"Ah, come!" says I. "Maybe he took you for one of these parlor spaniels and was tryin' to throw a scare into you with a few growls."

I could hear J. Bayard gasp protestin'; but Cuyler shrugs it off without wincin'. "Just how he regarded me was a subject to which I gave not the slightest thought," says he. "I was concerned only with his enterprise of crossing the Peoria & Dayton at grade in the face of an injunction issued by the State supreme court. You see, I happened to be president of the road at the time."

"Now we're gettin' to the plot of the piece," says I. "You blocked him off, eh?"

"I did my best," says Mr. De Kay. "Of course I was not a practical railroad man. I'd been somewhat of a figurehead, you understand.

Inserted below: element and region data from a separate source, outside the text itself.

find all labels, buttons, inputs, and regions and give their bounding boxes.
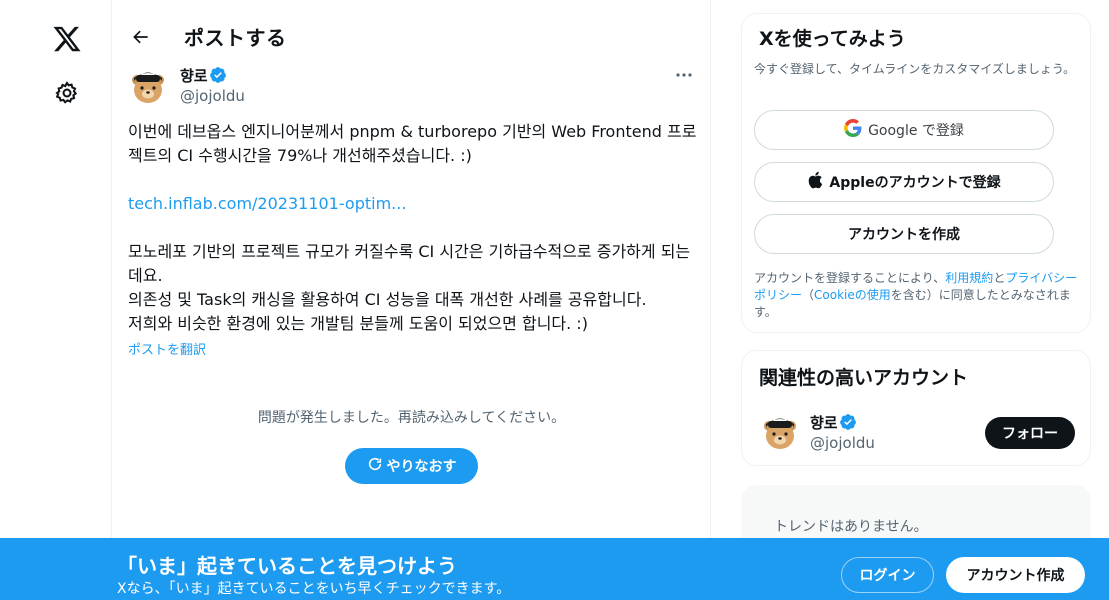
related-account-handle[interactable]: @jojoldu — [810, 434, 875, 452]
translate-link[interactable]: ポストを翻訳 — [128, 339, 206, 358]
retry-label: やりなおす — [386, 459, 457, 475]
create-account-button[interactable]: アカウントを作成 — [754, 214, 1054, 254]
x-logo-icon[interactable] — [52, 24, 82, 54]
login-button[interactable]: ログイン — [841, 557, 934, 593]
trends-empty-message: トレンドはありません。 — [774, 519, 928, 535]
post-text-line: 젝트의 CI 수행시간을 79%나 개선해주셨습니다. :) — [128, 146, 472, 165]
apple-signup-button[interactable]: Appleのアカウントで登録 — [754, 162, 1054, 202]
avatar[interactable] — [760, 412, 800, 452]
gear-icon[interactable] — [54, 80, 80, 106]
signup-banner: 「いま」起きていることを見つけよう Xなら、「いま」起きていることをいち早くチェ… — [0, 538, 1109, 600]
terms-link[interactable]: 利用規約 — [945, 271, 993, 285]
header: ポストする — [112, 0, 711, 72]
signup-card: Xを使ってみよう 今すぐ登録して、タイムラインをカスタマイズしましょう。 Goo… — [741, 13, 1091, 333]
terms-text: アカウントを登録することにより、利用規約とプライバシーポリシー（Cookieの使… — [754, 271, 1078, 319]
post-text-line: 이번에 데브옵스 엔지니어분께서 pnpm & turborepo 기반의 We… — [128, 122, 697, 141]
signup-card-title: Xを使ってみよう — [759, 28, 906, 50]
error-message: 問題が発生しました。再読み込みしてください。 — [257, 410, 566, 426]
google-signup-button[interactable]: Google で登録 — [754, 110, 1054, 150]
post-text-line: 의존성 및 Task의 캐싱을 활용하여 CI 성능을 대폭 개선한 사례를 공… — [128, 290, 647, 309]
google-signup-label: Google で登録 — [868, 123, 964, 139]
post-text-line: 저희와 비슷한 환경에 있는 개발팀 분들께 도움이 되었으면 합니다. :) — [128, 314, 588, 333]
signup-card-subtitle: 今すぐ登録して、タイムラインをカスタマイズしましょう。 — [754, 62, 1076, 76]
avatar[interactable] — [128, 66, 168, 106]
post-link[interactable]: tech.inflab.com/20231101-optim... — [128, 192, 698, 216]
verified-badge-icon — [209, 66, 227, 84]
related-card-title: 関連性の高いアカウント — [759, 367, 969, 389]
retry-button[interactable]: やりなおす — [345, 448, 478, 484]
banner-subtitle: Xなら、「いま」起きていることをいち早くチェックできます。 — [117, 581, 511, 597]
left-nav — [0, 0, 112, 600]
refresh-icon — [367, 456, 383, 476]
page-title: ポストする — [184, 26, 287, 50]
author-handle[interactable]: @jojoldu — [180, 87, 245, 105]
banner-signup-button[interactable]: アカウント作成 — [946, 557, 1085, 593]
apple-signup-label: Appleのアカウントで登録 — [829, 175, 1001, 191]
post-text-line: 데요. — [128, 266, 163, 285]
author-name[interactable]: 향로 — [180, 65, 208, 86]
arrow-left-icon[interactable] — [126, 22, 156, 52]
post-text-line: 모노레포 기반의 프로젝트 규모가 커질수록 CI 시간은 기하급수적으로 증가… — [128, 242, 691, 261]
related-account-name[interactable]: 향로 — [810, 412, 838, 433]
follow-button[interactable]: フォロー — [985, 417, 1075, 449]
banner-title: 「いま」起きていることを見つけよう — [117, 554, 457, 578]
post-text: 이번에 데브옵스 엔지니어분께서 pnpm & turborepo 기반의 We… — [128, 120, 698, 336]
main-column: ポストする 향로 @jojoldu 이번에 데브옵스 엔지니어분께서 pnpm … — [112, 0, 711, 600]
verified-badge-icon — [839, 413, 857, 431]
apple-icon — [807, 171, 823, 193]
cookie-link[interactable]: Cookieの使用 — [814, 288, 891, 302]
related-accounts-card: 関連性の高いアカウント 향로 @jojoldu フォロー — [741, 350, 1091, 466]
google-icon — [844, 119, 862, 141]
more-horizontal-icon[interactable] — [672, 66, 696, 84]
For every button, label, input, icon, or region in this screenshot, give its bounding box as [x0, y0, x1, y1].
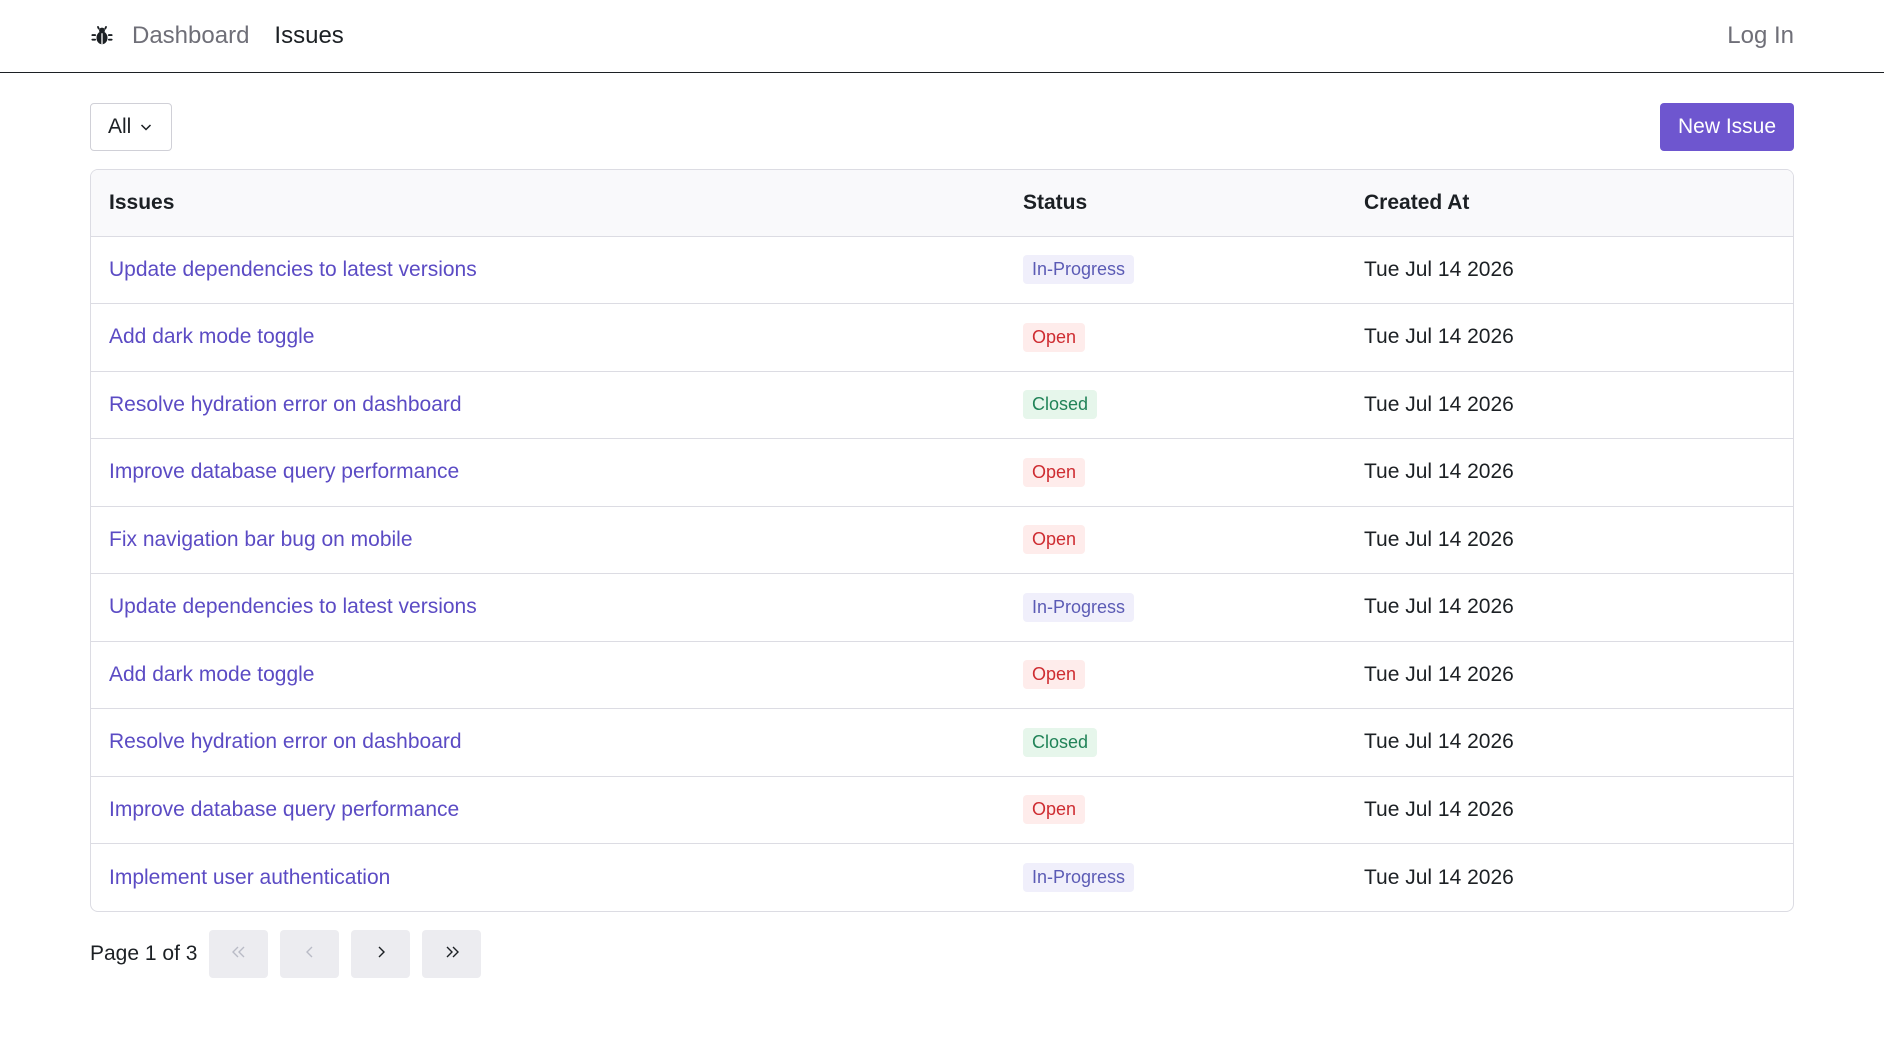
status-badge: Open — [1023, 660, 1086, 690]
status-badge: Open — [1023, 457, 1086, 487]
column-header-created-at[interactable]: Created At — [1364, 170, 1793, 236]
created-at-cell: Tue Jul 14 2026 — [1364, 235, 1793, 304]
issue-title-link[interactable]: Resolve hydration error on dashboard — [109, 730, 462, 753]
issue-cell: Fix navigation bar bug on mobile — [91, 505, 1023, 574]
created-at-cell: Tue Jul 14 2026 — [1364, 573, 1793, 641]
issues-table: Issues Status Created At Update dependen… — [90, 169, 1794, 912]
next-page-button[interactable] — [351, 930, 411, 978]
status-cell: Closed — [1023, 370, 1364, 439]
status-badge: Open — [1023, 525, 1086, 555]
status-cell: Open — [1023, 438, 1364, 506]
status-cell: Open — [1023, 640, 1364, 709]
created-at-cell: Tue Jul 14 2026 — [1364, 303, 1793, 371]
page-indicator: Page 1 of 3 — [90, 942, 198, 965]
status-badge: In-Progress — [1023, 592, 1135, 622]
last-page-button[interactable] — [422, 930, 482, 978]
nav-link-dashboard[interactable]: Dashboard — [132, 22, 249, 50]
chevron-down-icon — [139, 120, 153, 134]
table-header-row: Issues Status Created At — [91, 170, 1793, 236]
status-filter-value: All — [108, 115, 132, 138]
status-badge: In-Progress — [1023, 255, 1135, 285]
created-at-cell: Tue Jul 14 2026 — [1364, 843, 1793, 911]
issue-cell: Improve database query performance — [91, 438, 1023, 506]
status-cell: Closed — [1023, 708, 1364, 776]
status-badge: Closed — [1023, 727, 1098, 757]
toolbar: All New Issue — [90, 103, 1794, 151]
table-row: Fix navigation bar bug on mobile Open Tue … — [91, 505, 1793, 574]
nav-link-issues[interactable]: Issues — [274, 22, 343, 50]
issue-title-link[interactable]: Resolve hydration error on dashboard — [109, 393, 462, 416]
status-badge: Open — [1023, 322, 1086, 352]
created-at-cell: Tue Jul 14 2026 — [1364, 640, 1793, 709]
pagination: Page 1 of 3 — [90, 930, 493, 978]
table-row: Resolve hydration error on dashboard Clos… — [91, 708, 1793, 776]
created-at-cell: Tue Jul 14 2026 — [1364, 775, 1793, 844]
created-at-cell: Tue Jul 14 2026 — [1364, 708, 1793, 776]
table-row: Resolve hydration error on dashboard Clos… — [91, 370, 1793, 439]
bug-icon[interactable] — [90, 24, 114, 48]
created-at-cell: Tue Jul 14 2026 — [1364, 370, 1793, 439]
table-row: Update dependencies to latest versions In… — [91, 573, 1793, 641]
issue-title-link[interactable]: Improve database query performance — [109, 460, 459, 483]
status-badge: Closed — [1023, 390, 1098, 420]
issue-title-link[interactable]: Improve database query performance — [109, 798, 459, 821]
issue-title-link[interactable]: Update dependencies to latest versions — [109, 258, 477, 281]
status-badge: In-Progress — [1023, 863, 1135, 892]
issue-cell: Resolve hydration error on dashboard — [91, 708, 1023, 776]
issue-cell: Add dark mode toggle — [91, 640, 1023, 709]
navbar: Dashboard Issues Log In — [0, 0, 1884, 73]
navbar-inner: Dashboard Issues Log In — [90, 0, 1794, 72]
issue-title-link[interactable]: Implement user authentication — [109, 866, 390, 889]
issue-cell: Resolve hydration error on dashboard — [91, 370, 1023, 439]
previous-page-icon — [302, 944, 318, 965]
table-row: Improve database query performance Open Tu… — [91, 775, 1793, 844]
status-cell: In-Progress — [1023, 843, 1364, 911]
table-row: Add dark mode toggle Open Tue Jul 14 2026 — [91, 640, 1793, 709]
status-cell: In-Progress — [1023, 573, 1364, 641]
status-cell: In-Progress — [1023, 235, 1364, 304]
next-page-icon — [373, 944, 389, 965]
status-cell: Open — [1023, 303, 1364, 371]
last-page-icon — [442, 944, 462, 965]
issue-cell: Improve database query performance — [91, 775, 1023, 844]
column-header-issues[interactable]: Issues — [91, 170, 1023, 236]
first-page-icon — [229, 944, 249, 965]
issue-cell: Implement user authentication — [91, 843, 1023, 911]
login-link[interactable]: Log In — [1727, 22, 1794, 50]
status-cell: Open — [1023, 505, 1364, 574]
issue-title-link[interactable]: Add dark mode toggle — [109, 325, 314, 348]
table-row: Add dark mode toggle Open Tue Jul 14 2026 — [91, 303, 1793, 371]
created-at-cell: Tue Jul 14 2026 — [1364, 505, 1793, 574]
created-at-cell: Tue Jul 14 2026 — [1364, 438, 1793, 506]
column-header-status[interactable]: Status — [1023, 170, 1364, 236]
table-row: Implement user authentication In-Progress… — [91, 843, 1793, 911]
previous-page-button[interactable] — [280, 930, 340, 978]
table-row: Update dependencies to latest versions In… — [91, 235, 1793, 304]
first-page-button[interactable] — [209, 930, 269, 978]
new-issue-button[interactable]: New Issue — [1660, 103, 1794, 151]
issue-title-link[interactable]: Add dark mode toggle — [109, 663, 314, 686]
issue-cell: Update dependencies to latest versions — [91, 235, 1023, 304]
issue-title-link[interactable]: Fix navigation bar bug on mobile — [109, 528, 413, 551]
status-filter-select[interactable]: All — [90, 103, 172, 151]
status-badge: Open — [1023, 795, 1086, 825]
status-cell: Open — [1023, 775, 1364, 844]
issue-cell: Update dependencies to latest versions — [91, 573, 1023, 641]
issue-title-link[interactable]: Update dependencies to latest versions — [109, 595, 477, 618]
issue-cell: Add dark mode toggle — [91, 303, 1023, 371]
table-row: Improve database query performance Open Tu… — [91, 438, 1793, 506]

But in this emergency I was called back from Europe and at the urgent request of the directors I assumed active charge. My first step was to secure the injunction."

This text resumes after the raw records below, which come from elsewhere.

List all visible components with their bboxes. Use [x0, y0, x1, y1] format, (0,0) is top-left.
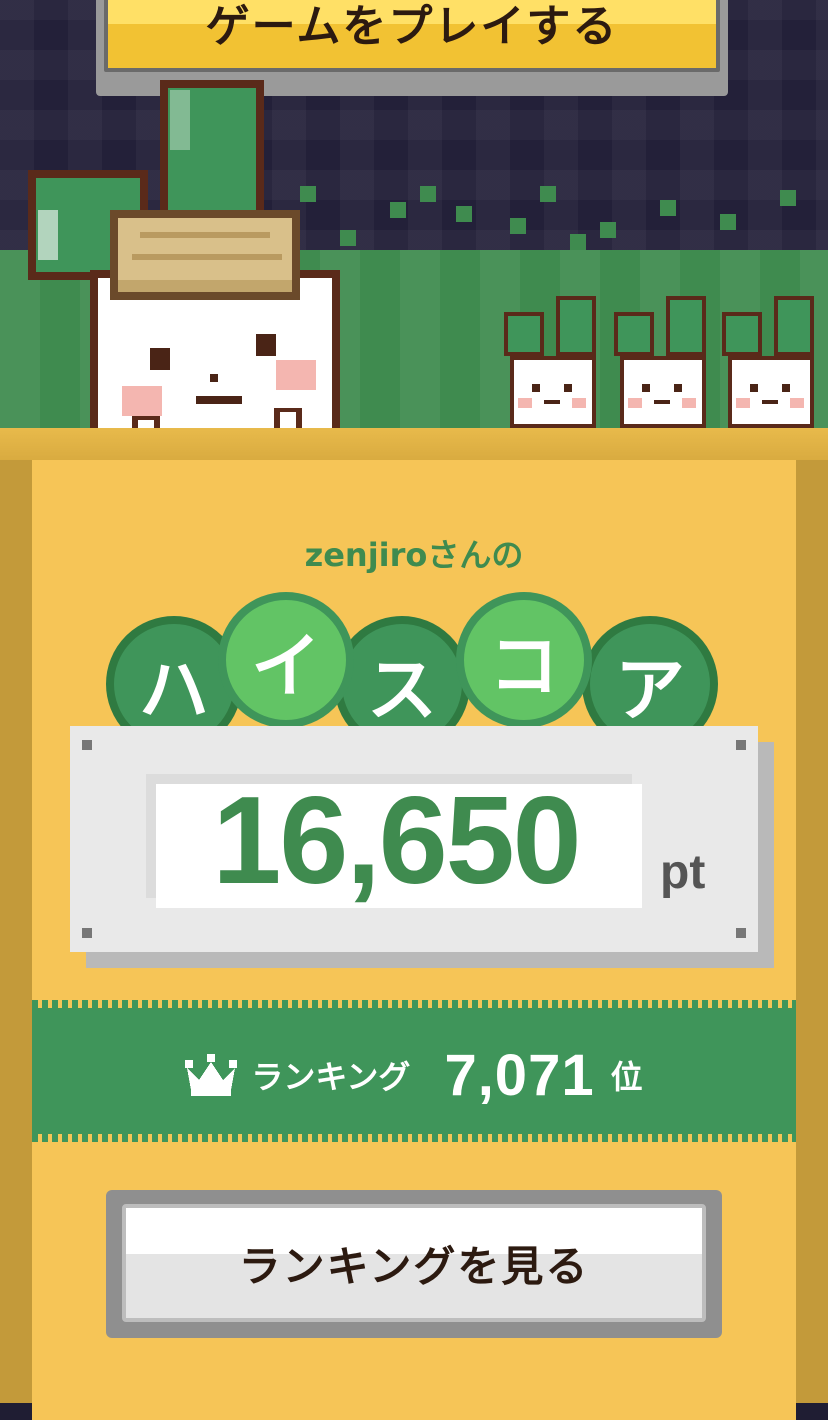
title-char-bubble: イ: [218, 592, 354, 728]
ranking-label: ランキング: [251, 1058, 411, 1096]
view-ranking-button-label[interactable]: ランキングを見る: [122, 1204, 706, 1322]
rivet-icon: [736, 740, 746, 750]
small-turnip-image: [722, 296, 814, 428]
small-turnip-image: [504, 296, 596, 428]
rivet-icon: [82, 740, 92, 750]
small-turnip-image: [614, 296, 706, 428]
score-unit: pt: [660, 846, 706, 899]
title-char-bubble: コ: [456, 592, 592, 728]
ranking-row: ランキング 7,071 位: [0, 1040, 828, 1110]
username-line: zenjiroさんの: [304, 536, 524, 574]
ranking-value: 7,071: [444, 1042, 595, 1108]
rivet-icon: [82, 928, 92, 938]
high-score-value: 16,650: [212, 772, 581, 910]
turnip-mascot-image: [28, 80, 340, 440]
game-scene-background: ゲームをプレイする: [0, 0, 828, 440]
crown-icon: [185, 1054, 238, 1096]
ranking-suffix: 位: [610, 1058, 643, 1096]
rivet-icon: [736, 928, 746, 938]
view-ranking-button[interactable]: ランキングを見る: [106, 1190, 722, 1338]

"Which worried him, I expect?" says I, winkin' at J. Bayard.

"Quite as much as if I had sent a note by my office boy," says Cuyler. "He rushed a construction train with two hundred men to the spot and gave the order himself to tear up our tracks. Well, it was rather a spirited contest. I mobilized our entire working force, had them sworn in as deputy sheriffs, and kept three switch engines moving up and down the line. For forty-eight hours we held them back."

"And then?" says I.

Cuyler executes that careless shoulder shrug once more. "Rifles," says he. "I suppose I should have retaliated with machine guns; but I preferred to put my trust in the law of the land. Of course I found out how absurd that was later on. Gordon crossed our grade. After four or five years of expensive litigation we gave up. By that time our road had become part of the Gordon system. I was glad to get 48 for my holdings; so you see his victory was quite complete. But the only real personal contact I had with him was during those two days of the crossing war when we took our meals at the wretched little hotel, facing each other across the table. Fancy! His coarse attempts to treat the situation humorously were more offensive, if anything, than his guerrilla business tactics. An ill-bred, barbarous fellow, this Gordon of yours."

"Huh!" says I. "He wa'n't any parlor entertainer, that's a fact; but take it from me, Mr. De Kay, he was a good deal of a man, for all that."

"So, I presume, was Captain Kidd," sneers Cuyler, "and Jesse James."